Canada are to appoint a head coach ahead of the World Cup after Jay Triano stepped down from the position on March 25.
“WE’RE ALL VERY EXCITED AND LOOKING FORWARD TO THIS SUMMER… WE WANT TO HAVE A GREAT RUN AND TRY TO COME BACK HOME WITH SOMETHING.”- Olynyk
Olynyk, who has played for Canada at the World Cup in 2010 and the 2011 and 2015 editions of the FIBA AmeriCup, expects to take a veteran leadership role this summer.
“My role as one of the most experienced guys on the roster is something I enjoy, as I know I have responsibilities and have to be a good example to the others. I like helping the younger players and be a team guy,” he explained.
“When you wear the national team jersey, it’s about the whole country, the team and the group of guys. I love that feeling of being part of the project of helping our basketball and the national team become among the best in the world.”
Canada have struggled to achieve good results at the World Cup, when they’ve taken part in FIBA’s flagship competition. In addition to missing out at Spain 2014, the Canadians went 0-5 at Turkey 2010 with losses to Lebanon, Lithuania, France, New Zealand and Spain.
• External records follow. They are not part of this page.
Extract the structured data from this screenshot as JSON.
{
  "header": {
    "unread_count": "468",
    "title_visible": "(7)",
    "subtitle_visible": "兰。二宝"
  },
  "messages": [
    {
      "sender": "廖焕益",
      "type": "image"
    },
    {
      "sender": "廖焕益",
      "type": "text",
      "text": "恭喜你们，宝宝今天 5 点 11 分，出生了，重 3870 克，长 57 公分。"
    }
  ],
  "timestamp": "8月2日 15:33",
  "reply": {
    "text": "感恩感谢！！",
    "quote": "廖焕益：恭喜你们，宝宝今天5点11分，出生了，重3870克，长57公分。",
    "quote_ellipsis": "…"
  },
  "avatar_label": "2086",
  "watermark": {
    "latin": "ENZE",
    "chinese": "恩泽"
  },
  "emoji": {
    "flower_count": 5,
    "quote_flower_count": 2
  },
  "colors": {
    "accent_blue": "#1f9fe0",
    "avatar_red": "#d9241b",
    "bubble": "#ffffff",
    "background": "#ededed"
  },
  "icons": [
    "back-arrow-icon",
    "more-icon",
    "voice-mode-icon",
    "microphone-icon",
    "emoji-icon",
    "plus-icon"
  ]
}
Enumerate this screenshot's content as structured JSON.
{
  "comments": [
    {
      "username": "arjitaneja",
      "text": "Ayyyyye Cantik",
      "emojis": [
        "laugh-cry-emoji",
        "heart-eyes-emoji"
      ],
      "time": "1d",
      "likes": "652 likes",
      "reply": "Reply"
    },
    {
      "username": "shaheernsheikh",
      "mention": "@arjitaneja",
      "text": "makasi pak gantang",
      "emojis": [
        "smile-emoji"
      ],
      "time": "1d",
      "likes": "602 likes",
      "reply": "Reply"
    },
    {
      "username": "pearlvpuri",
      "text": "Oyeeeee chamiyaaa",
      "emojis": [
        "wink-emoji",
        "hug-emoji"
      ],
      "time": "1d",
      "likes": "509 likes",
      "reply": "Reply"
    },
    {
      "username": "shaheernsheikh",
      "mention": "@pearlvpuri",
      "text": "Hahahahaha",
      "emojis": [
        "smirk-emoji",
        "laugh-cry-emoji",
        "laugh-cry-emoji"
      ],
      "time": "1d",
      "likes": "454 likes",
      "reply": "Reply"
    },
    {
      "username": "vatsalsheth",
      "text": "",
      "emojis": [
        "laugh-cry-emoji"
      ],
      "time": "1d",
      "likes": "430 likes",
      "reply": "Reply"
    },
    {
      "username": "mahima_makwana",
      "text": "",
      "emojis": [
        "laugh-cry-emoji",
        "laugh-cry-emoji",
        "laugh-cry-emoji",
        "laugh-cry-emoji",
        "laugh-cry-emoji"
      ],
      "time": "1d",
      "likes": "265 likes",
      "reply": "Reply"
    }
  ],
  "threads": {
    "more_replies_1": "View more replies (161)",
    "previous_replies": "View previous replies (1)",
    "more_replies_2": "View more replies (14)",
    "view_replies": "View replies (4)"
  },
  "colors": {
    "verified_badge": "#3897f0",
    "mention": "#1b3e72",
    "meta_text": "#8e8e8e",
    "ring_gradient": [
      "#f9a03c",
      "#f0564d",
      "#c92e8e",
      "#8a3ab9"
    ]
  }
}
They failed to qualify for the showpiece event in Japan in 2006 and went 0-3 in group play four years earlier in the USA, losing to Spain Angola and the former Yugoslavia before beating Lebanon and Venezuela in Classification 13-16 action.
In fact, Canada’s last taste of World Cup victory came in 1998 with a 70-57 defeat of Senegal. The North Americans then lost to Italy before falling to Yugoslavia, Puerto Rico and Russia in Second Round action.
Still, the expectations on Canada are growing given all the talent the country is producing. But Olynyk said the pressure is not being felt by the team.
“It’s not a pressure we feel, it’s a motivation we have to do great and show the world that our national team can be very good,” he pointed out. “We’re used to playing with a lot of attention and expectations and we enjoy the process of building potentially one of the best national teams on the planet.
“We’re all very excited and looking forward to this summer, as playing on the world stage isn’t something that we do every year. We want to have a great run and try to come back home at the end of the competition with something.”